I will surprise even regular readers, never mind your good self, with the absolute truths that, during the earlier days of this Christmas, I had a friendly conversation with a national police commissioner, who was unfairly sacked recently from his prestigious position, but bears no malice towards the bosses who dumped him for political reasons. (Where have we heard that kind of yarn before?)
In the same hour, I also shared an enjoyable meeting with a direct descendant of Alexander Nobel, the Jew who brought as much peace and goodwill to the world as even yourself. That lovely Nobel gentleman, upon hearing I was running low on cigarettes, scurried out into the night to bring me back the gift of ample supplies for the days ahead. Heartwarming stuff on a cold night.
Yes, I was spending a few December days and nights in my wife Annet’s homeland, in the Netherlands.
In my late night conversations with a Nobel and a
dismissed police commissioner, and others, I did my best to convert those occasions into what somebody said was the Bletherlands rather than the Netherlands.
It was all great craic, which made me feel totally at home.
I noted some surprising differences between the two cultures. On the streets and in the bars and restaurants, for example, I was surprised at the number of folk, mainly Orientals, whose faces were largely concealed by linen face masks.
I felt there might be some religious significance.
I was wrong. Those wearing the face masks were suffering from flu and colds, and were taking laudable steps to
ensure their coughs and sneezes did not infect others around them.
Fair play to them for that. The custom should become universal, for sure.
It would surely ease some of the overcrowding problems in our hospitals at the moment.
Santa, I am reluctant to offer any advice to such a universal legend as your good self, and you are probably well informed on this front
already, but a major concern amongst those who act as your human agents down the chimneys of Holland on Christmas Eve, is obesity.
Chimneys in the Netherlands are getting smaller. Your agents are getting larger by the day and hour, and they are very concerned about that.
To my eyes, they eat hugely, and their girths clearly reflect that human reality.
No way will most of them be able to get down those tiny chimneys next year.
I don’t know what you can do on that front, but your agents are extremely worried about it this Christmas.
There is another bulging truth for you and yours to address, when you find the time. Upon returning to Co Clare — where I know the chimneys are larger —I fear the same obesity problem is likely to present itself here too. in the very near future, given all the eating and drinking of the season.

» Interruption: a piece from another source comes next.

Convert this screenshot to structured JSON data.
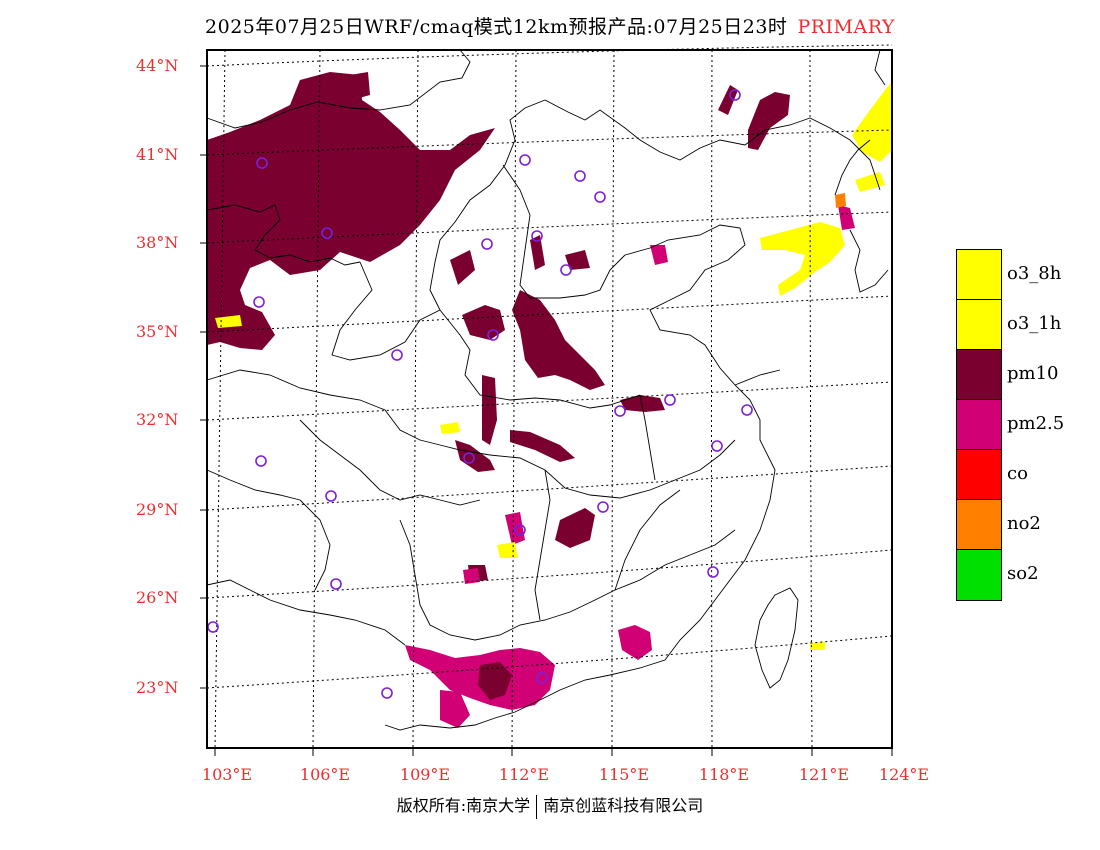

I hope I’m not offending anyone with the bulging truth. In keeping with the season, I wish to seize this opportunity to extend my best wishes to all of you, wherever you are today, and I especially direct an olive branch to anyone I have offended or annoyed in this, or any other media space I occupy.
Mea Maxima Culpa to all.
Can I close for now with a quite striking truth from the Netherlands.
We all know they are more likely to be the worst affected victims of melting icebergs, and general global warming, all of can raisesea levels and put increased pressure on the ring of dykes which protect the Netherlands from being swamped by the North Sea.
I swear they are responding on one front, at least, by developing a beautiful household pot plant which lives, thrives, and flowers magnificently WITHOUT needing water at all.
Its name is a mile long in Latin, but I think this great horticultural development is better known as amaryllis.
No matter what weather threats the New Year visits upon us, such pot plants are quite likely to be decorating our parlour windowsills
before too long, if they aren’t already.
Maybe Irish garden centres should check out these no-water house plants ASAP, for new sales opportunities later, when the water starts rising!